I have a legit question: What is preventing the hobbyist community from making modern 5.25" floppy drives?
@avarisclari my guess is availability of read/write heads
Motors and other mechanical bits should be fairly doable, electronics you can probably program an FPGA or raspberry pi to do.
@gloriouscow @avarisclari Based on the last day or so, I wish I could completely agree with you there. ;)
(heads back to the workbench to deal yet more with the next of six finicky 5.25" floppy drives)
@avarisclari manufacturing is expensive and hard?
A PCB is one thing, plastic molds are another (if not just 3D printing), but lots of mechanical stamped and bent metal parts etc? Totally other ballgame.
Now. Could someone make one out of 3D Printed plastic? Idc. Not all of it anyway.
@avarisclari you can simulate one with a microcontroller and an MicroSD card, and have all your collection on one card.

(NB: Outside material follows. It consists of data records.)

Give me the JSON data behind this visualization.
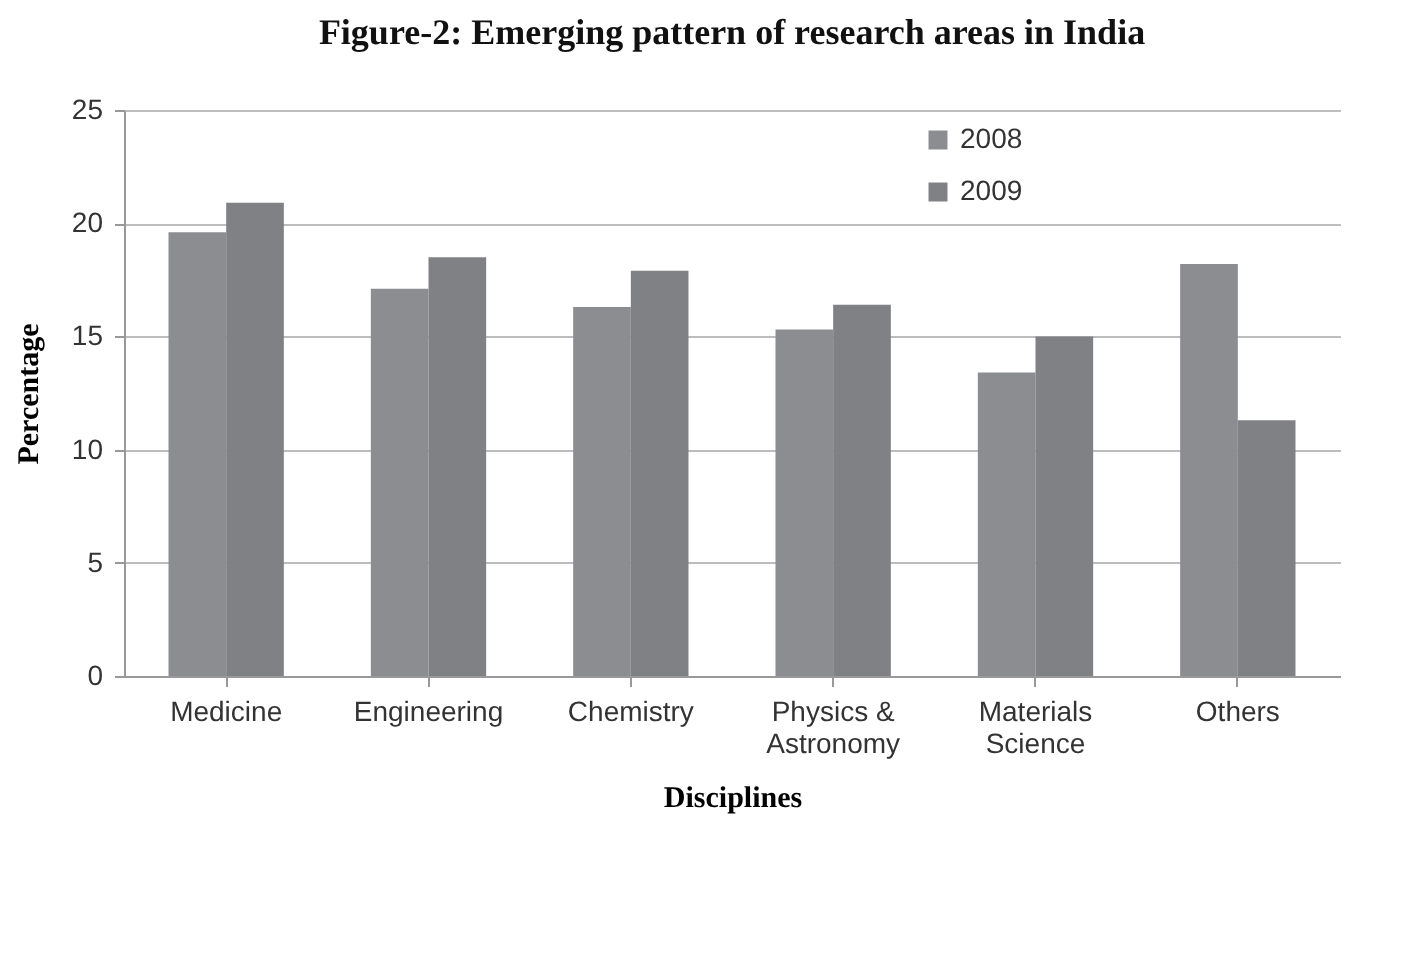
{
  "chart_data": {
    "type": "bar",
    "title": "Figure-2: Emerging pattern of research areas in India",
    "xlabel": "Disciplines",
    "ylabel": "Percentage",
    "categories": [
      "Medicine",
      "Engineering",
      "Chemistry",
      "Physics & Astronomy",
      "Materials Science",
      "Others"
    ],
    "series": [
      {
        "name": "2008",
        "color": "#8c8d91",
        "values": [
          19.6,
          17.1,
          16.3,
          15.3,
          13.4,
          18.2
        ]
      },
      {
        "name": "2009",
        "color": "#808185",
        "values": [
          20.9,
          18.5,
          17.9,
          16.4,
          15.0,
          11.3
        ]
      }
    ],
    "ylim": [
      0,
      25
    ],
    "yticks": [
      0,
      5,
      10,
      15,
      20,
      25
    ],
    "grid": "y",
    "legend": "top right"
  }
}
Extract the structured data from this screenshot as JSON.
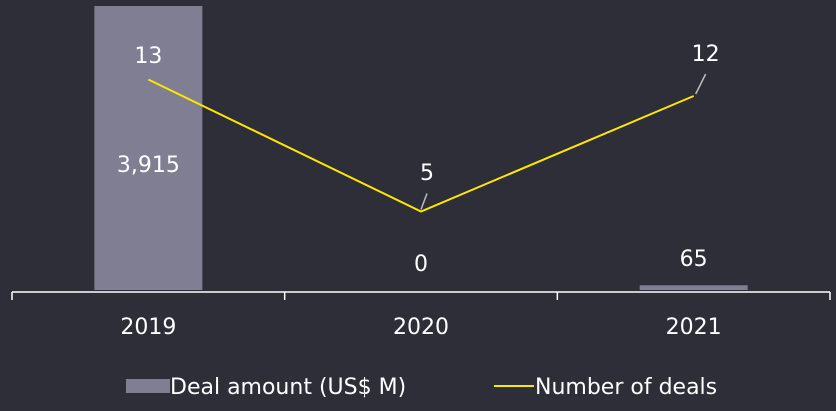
{
  "chart_data": {
    "type": "bar",
    "categories": [
      "2019",
      "2020",
      "2021"
    ],
    "series": [
      {
        "name": "Deal amount (US$ M)",
        "kind": "bar",
        "values": [
          3915,
          0,
          65
        ],
        "labels": [
          "3,915",
          "0",
          "65"
        ],
        "color": "#7f7e93"
      },
      {
        "name": "Number of deals",
        "kind": "line",
        "values": [
          13,
          5,
          12
        ],
        "labels": [
          "13",
          "5",
          "12"
        ],
        "color": "#ffe600"
      }
    ],
    "legend_position": "bottom",
    "grid": false
  }
}
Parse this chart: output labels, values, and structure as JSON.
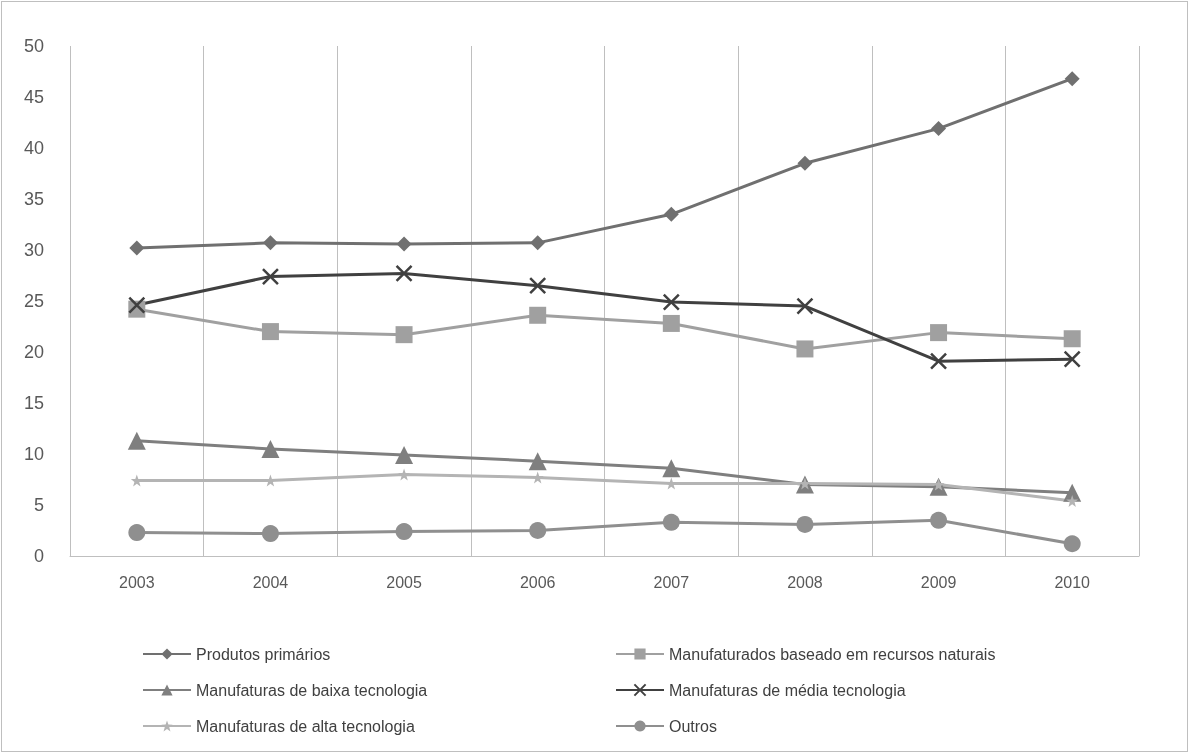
{
  "chart_data": {
    "type": "line",
    "categories": [
      "2003",
      "2004",
      "2005",
      "2006",
      "2007",
      "2008",
      "2009",
      "2010"
    ],
    "series": [
      {
        "name": "Produtos primários",
        "color": "#707070",
        "marker": "diamond",
        "values": [
          30.2,
          30.7,
          30.6,
          30.7,
          33.5,
          38.5,
          41.9,
          46.8
        ]
      },
      {
        "name": "Manufaturados baseado em recursos naturais",
        "color": "#a0a0a0",
        "marker": "square",
        "values": [
          24.2,
          22.0,
          21.7,
          23.6,
          22.8,
          20.3,
          21.9,
          21.3
        ]
      },
      {
        "name": "Manufaturas de baixa tecnologia",
        "color": "#7f7f7f",
        "marker": "triangle",
        "values": [
          11.3,
          10.5,
          9.9,
          9.3,
          8.6,
          7.0,
          6.8,
          6.2
        ]
      },
      {
        "name": "Manufaturas de média tecnologia",
        "color": "#404040",
        "marker": "cross",
        "values": [
          24.6,
          27.4,
          27.7,
          26.5,
          24.9,
          24.5,
          19.1,
          19.3
        ]
      },
      {
        "name": "Manufaturas de alta tecnologia",
        "color": "#b4b4b4",
        "marker": "star",
        "values": [
          7.4,
          7.4,
          8.0,
          7.7,
          7.1,
          7.1,
          7.0,
          5.4
        ]
      },
      {
        "name": "Outros",
        "color": "#8f8f8f",
        "marker": "circle",
        "values": [
          2.3,
          2.2,
          2.4,
          2.5,
          3.3,
          3.1,
          3.5,
          1.2
        ]
      }
    ],
    "ylim": [
      0,
      50
    ],
    "yticks": [
      0,
      5,
      10,
      15,
      20,
      25,
      30,
      35,
      40,
      45,
      50
    ],
    "grid": "x",
    "legend": "bottom",
    "line_style": "solid"
  }
}
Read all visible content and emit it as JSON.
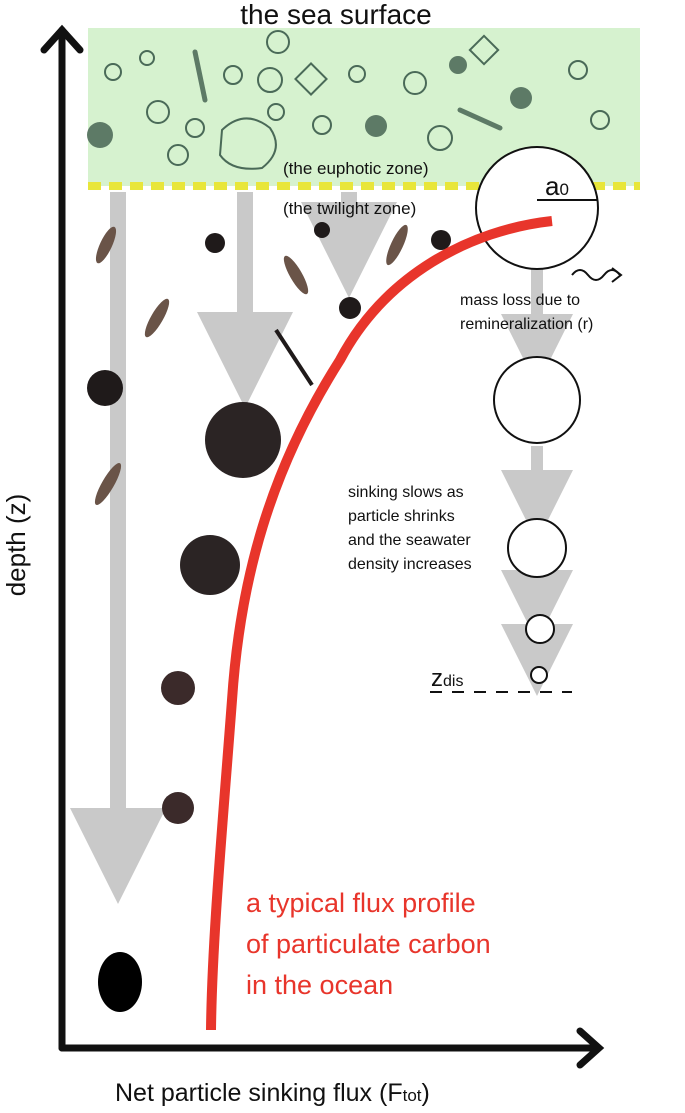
{
  "labels": {
    "surface": "the sea surface",
    "euphotic": "(the euphotic zone)",
    "twilight": "(the twilight zone)",
    "a0_main": "a",
    "a0_sub": "0",
    "mass_loss_1": "mass loss due to",
    "mass_loss_2": "remineralization (r)",
    "sinking_1": "sinking slows as",
    "sinking_2": "particle shrinks",
    "sinking_3": "and the seawater",
    "sinking_4": "density increases",
    "zdis_main": "z",
    "zdis_sub": "dis",
    "profile_1": "a typical flux profile",
    "profile_2": "of particulate carbon",
    "profile_3": "in the ocean",
    "y_axis": "depth (z)",
    "x_axis_main": "Net particle sinking flux (F",
    "x_axis_sub": "tot",
    "x_axis_end": ")"
  },
  "colors": {
    "surface_zone": "#d6f2cf",
    "boundary": "#e8e63a",
    "flux_profile": "#e8352b",
    "arrows": "#c9c9c9",
    "axes": "#111111"
  }
}
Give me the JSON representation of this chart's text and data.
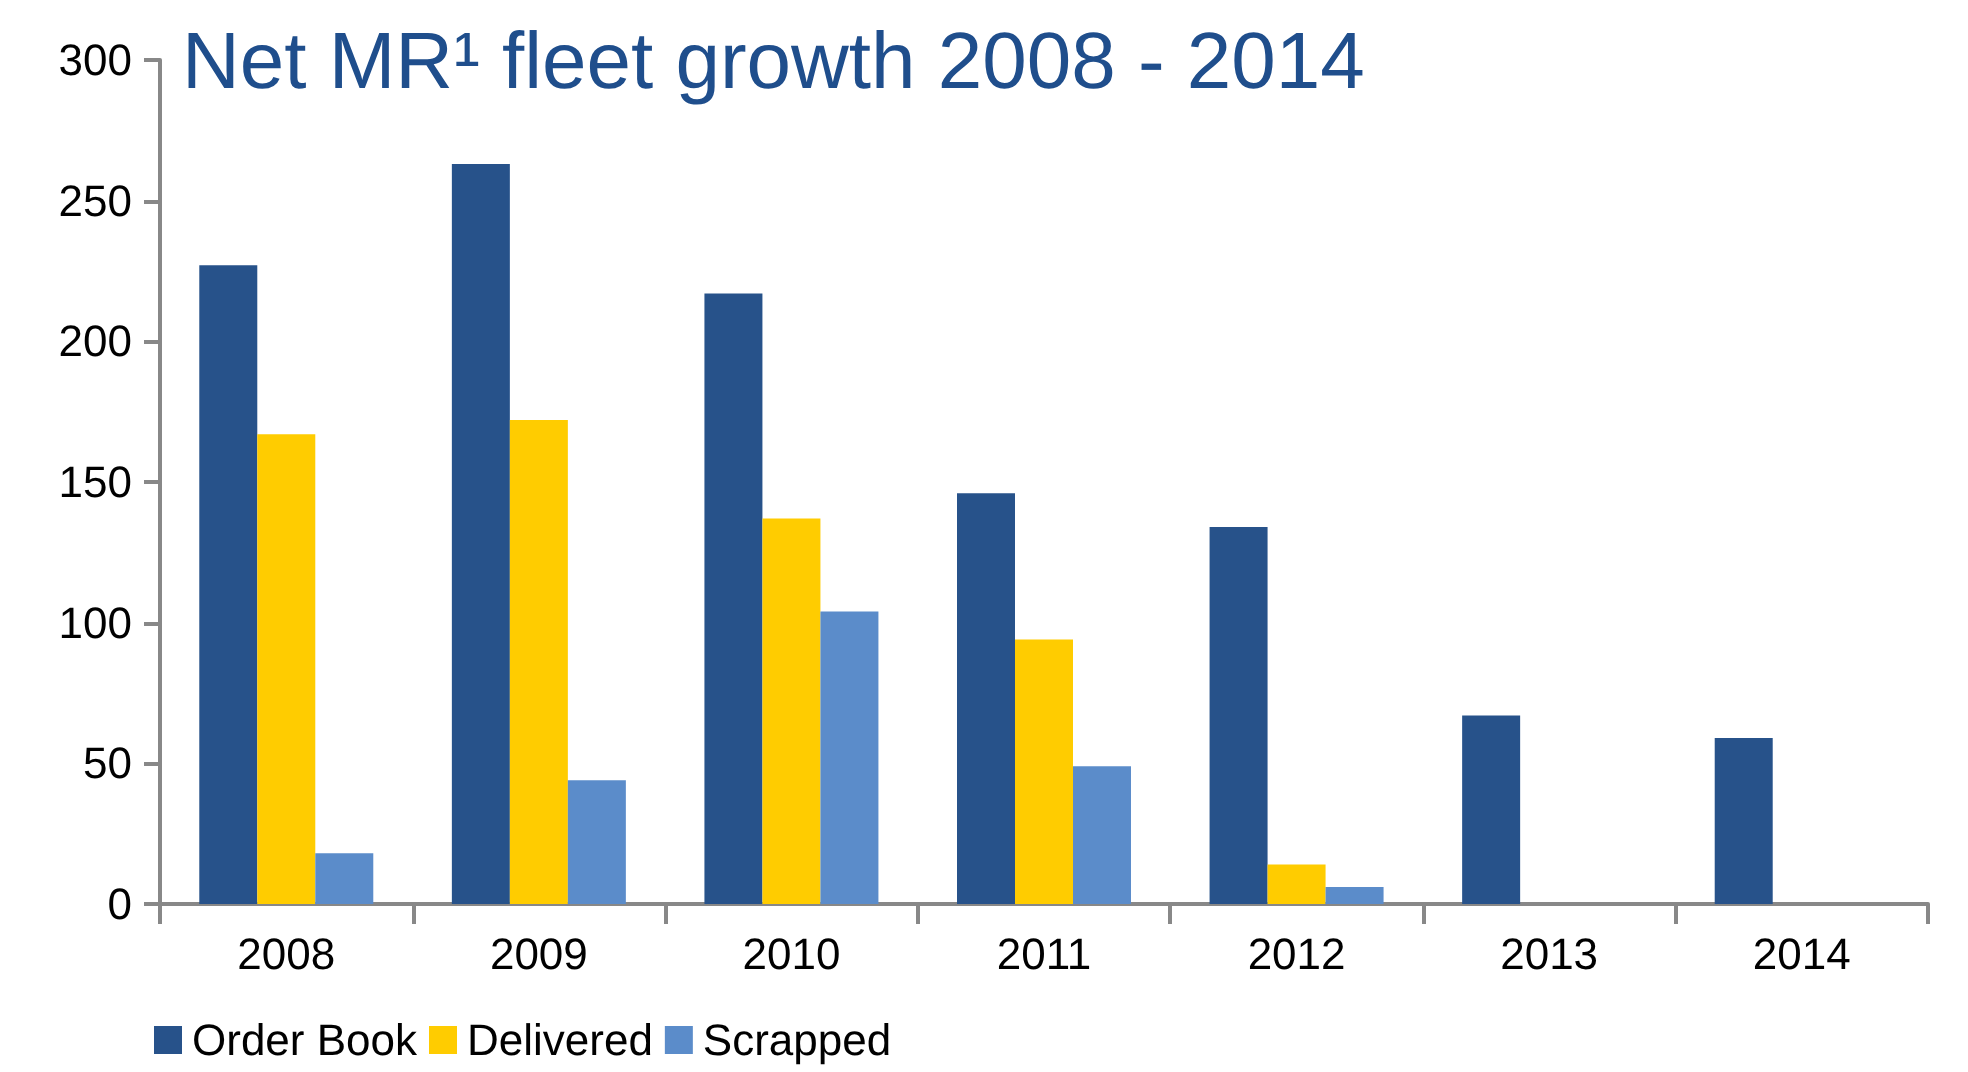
{
  "chart_data": {
    "type": "bar",
    "title": "Net MR¹ fleet growth 2008 - 2014",
    "categories": [
      "2008",
      "2009",
      "2010",
      "2011",
      "2012",
      "2013",
      "2014"
    ],
    "series": [
      {
        "name": "Order Book",
        "color": "#27528a",
        "values": [
          227,
          263,
          217,
          146,
          134,
          67,
          59
        ]
      },
      {
        "name": "Delivered",
        "color": "#ffcc00",
        "values": [
          167,
          172,
          137,
          94,
          14,
          null,
          null
        ]
      },
      {
        "name": "Scrapped",
        "color": "#5b8cca",
        "values": [
          18,
          44,
          104,
          49,
          6,
          null,
          null
        ]
      }
    ],
    "ylim": [
      0,
      300
    ],
    "yticks": [
      0,
      50,
      100,
      150,
      200,
      250,
      300
    ],
    "grid": false,
    "legend": "bottom left"
  }
}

A fully mechanical rebuild would be too hard to make on your own.
Vapour coating one should be doable. Not sure if you can get 5.25" Size though.
But you at leat could make something that works the same way, but probably at a larger scale only.
Absolutely nothing.
Now the question is, where will you get the floppies from ?
@avarisclari Electrical stuff is easy. Mechanical stuff is easy. Electromechanical... well, that's a whole new skill set.
Physically making a metal chassis accurately enough to house the moving parts is beyond what the typical hobbyist can do. 3D printed parts *might* be able to do that, but it would be big and chunky, and probably not what people looking for 5.25" FDD are looking for. Particularly when there are still a lot of good working ones available.